Is this a fair benchmarking approach?

Is the below code a fair way to benchmark Dask arrays? I want to fully separate the loading from disk time from the groupby and associated subtraction compute time. I’m starting a 4 node cluster with dask-ssh and I’ve noticed that when I specify num_workers per node as 1 that the reported load time is 1450s whereas with 2 workers per node it is only 191. First off, why might that be the case and second, what optimizations is Dask doing to load from netcdf4 files quickly? The compute time is again quite high (1500s) for 1 worker per node but only 200s for 2 workers per node. The data size is 4000x1800x3600 int16’s.

thanks

import xarray
import numpy as np
import pandas as pd
from time import perf_counter as timer
from dask.distributed import wait
from distributed import Client

client = Client("127.0.0.1:8786")

t1 = timer()
ds = xarray.open_dataset("adaptor.mars.internal-1648690136.8168552-21666-2-acc864a1-dd2f-490c-9157-a7f240c73b20.nc", chunks={})
a = ds.isel(time=slice(0,4000))
da = a.t2m
t2 = timer()
wait(da.data.persist())
t3 = timer()
print("load time:", t2 - t1)
print("sync time:", t3 - t2)
print("total load time:", t3 - t1)

start_time = timer()
gb = da.groupby("time.dayofweek")
gbmean = gb.mean("time")
final = gb - gbmean
wait(final.data.persist())
total_time = timer() - start_time

print("total time", total_time)

@DrTodd13 Welcome to Discourse! Interesting question!

I’m starting a 4 node cluster with dask-ssh and I’ve noticed that when I specify num_workers per node as 1 that the reported load time is 1450s whereas with 2 workers per node it is only 191. First off, why might that be the case and second, what optimizations is Dask doing to load from netcdf4 files quickly?

This does seem odd. Would you be able to share a minimal dataset? I’d be happy to reproduce this locally to see what’s going on. Especially because I’m currently not sure how the data is getting chunked with the chunks={} parameter.
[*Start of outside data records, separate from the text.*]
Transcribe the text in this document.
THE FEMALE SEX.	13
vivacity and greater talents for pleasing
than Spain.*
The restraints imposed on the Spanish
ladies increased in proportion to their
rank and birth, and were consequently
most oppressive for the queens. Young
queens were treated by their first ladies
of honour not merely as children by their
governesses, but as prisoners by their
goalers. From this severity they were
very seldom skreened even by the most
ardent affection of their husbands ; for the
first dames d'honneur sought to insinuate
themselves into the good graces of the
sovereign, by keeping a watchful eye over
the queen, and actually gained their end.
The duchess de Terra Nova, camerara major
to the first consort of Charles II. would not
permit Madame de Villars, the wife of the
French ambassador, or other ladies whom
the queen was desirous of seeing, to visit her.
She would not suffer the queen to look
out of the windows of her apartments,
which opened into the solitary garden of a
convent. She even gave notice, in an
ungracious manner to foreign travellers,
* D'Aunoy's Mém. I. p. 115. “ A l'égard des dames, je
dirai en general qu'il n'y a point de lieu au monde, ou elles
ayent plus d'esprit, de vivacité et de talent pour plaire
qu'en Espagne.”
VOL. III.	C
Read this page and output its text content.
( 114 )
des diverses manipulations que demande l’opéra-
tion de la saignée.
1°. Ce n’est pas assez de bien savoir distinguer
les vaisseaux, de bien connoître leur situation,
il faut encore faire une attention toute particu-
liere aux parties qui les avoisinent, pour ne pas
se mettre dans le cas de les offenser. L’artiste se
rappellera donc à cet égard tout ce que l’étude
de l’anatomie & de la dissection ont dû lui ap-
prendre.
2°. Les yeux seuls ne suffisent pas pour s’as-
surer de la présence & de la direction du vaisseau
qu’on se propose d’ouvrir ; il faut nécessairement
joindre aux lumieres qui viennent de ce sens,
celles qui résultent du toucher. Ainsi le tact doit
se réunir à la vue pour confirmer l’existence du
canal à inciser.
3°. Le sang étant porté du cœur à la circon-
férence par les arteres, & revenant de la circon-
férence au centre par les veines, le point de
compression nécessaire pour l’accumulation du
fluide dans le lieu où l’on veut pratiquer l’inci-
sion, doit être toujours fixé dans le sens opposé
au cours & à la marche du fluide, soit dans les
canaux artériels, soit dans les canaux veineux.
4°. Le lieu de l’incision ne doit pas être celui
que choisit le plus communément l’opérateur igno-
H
In general, your workflow of using persist is a good way to benchmark. :smile:

Some notes:

  • In the first section, the result of da.data.persist() isn’t being captured, which might result in the data being loaded again in the next section when you do da.groupby.
  • I’d like to confirm if the “load time”: t2 - t1 is tracking the time to load metadata? Because I’d assume the actual data won’t be loaded until you call persist?
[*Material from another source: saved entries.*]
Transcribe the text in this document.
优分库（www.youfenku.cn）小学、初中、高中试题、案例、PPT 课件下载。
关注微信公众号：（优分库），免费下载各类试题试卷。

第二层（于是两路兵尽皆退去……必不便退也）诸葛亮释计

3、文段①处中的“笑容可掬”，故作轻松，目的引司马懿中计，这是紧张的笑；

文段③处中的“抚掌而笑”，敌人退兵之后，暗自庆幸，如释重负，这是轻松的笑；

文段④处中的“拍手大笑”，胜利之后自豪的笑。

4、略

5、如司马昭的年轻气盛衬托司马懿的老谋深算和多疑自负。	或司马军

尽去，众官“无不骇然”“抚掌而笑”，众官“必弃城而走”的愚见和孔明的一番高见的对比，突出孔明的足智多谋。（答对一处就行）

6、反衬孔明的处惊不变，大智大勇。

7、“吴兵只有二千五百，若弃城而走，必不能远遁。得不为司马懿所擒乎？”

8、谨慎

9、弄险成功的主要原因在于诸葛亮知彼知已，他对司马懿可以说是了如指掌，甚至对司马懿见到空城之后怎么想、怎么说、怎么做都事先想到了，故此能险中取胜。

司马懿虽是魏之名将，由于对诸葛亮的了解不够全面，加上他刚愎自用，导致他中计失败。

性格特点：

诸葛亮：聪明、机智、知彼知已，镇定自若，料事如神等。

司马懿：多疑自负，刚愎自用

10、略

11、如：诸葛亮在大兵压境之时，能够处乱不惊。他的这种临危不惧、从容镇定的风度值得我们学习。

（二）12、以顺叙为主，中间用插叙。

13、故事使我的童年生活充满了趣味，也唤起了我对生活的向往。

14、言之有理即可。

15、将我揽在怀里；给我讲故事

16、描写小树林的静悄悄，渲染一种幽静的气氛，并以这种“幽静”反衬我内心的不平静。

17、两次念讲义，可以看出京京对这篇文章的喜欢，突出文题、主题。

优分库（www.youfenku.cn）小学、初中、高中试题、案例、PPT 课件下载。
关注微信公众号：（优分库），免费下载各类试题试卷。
My recommendation would be to create a random netcdf4 file of dimension (30000,1801,3600) with datatype int16 and save that and then try my script above to load it and select only the first 4000 rows in the 0th dimension. I don’t know if there’s any consistency in this behavior starting from a smaller dataset or selecting more/less rows so trying to get my dataset to you would probably be a huge pain.

I already knew that “t2-t1” was only really going to be metadata load time and that is what I see. What I labelled “sync time” is where a long time is taken to read the file.

Thanks for the reply!

1 Like

I also just realized that the machines I’m using are huge servers with 128GB of memory. Given that, I’m not sure how to suggest you try to replicate the behavior. Any thoughts?

@DrTodd13 Thanks for getting back to us!

I also just realized that the machines I’m using are huge servers with 128GB of memory. Given that, I’m not sure how to suggest you try to replicate the behavior. Any thoughts?

I was thinking of scaling everything down (data and memory) to check if we can reproduce it, or at least get a sense of what’s going on.

My recommendation would be to create a random netcdf4 file of dimension (30000,1801,3600) with datatype int16 and save that

I’m not familiar with netcdf, could you please share the code to generate this?

The compute time is again quite high (1500s) for 1 worker per node but only 200s for 2 workers per node.

I’d also recommend looking at the diagnostic dashboard to see how the compute changes in both cases – it might help us understand why it’s so different.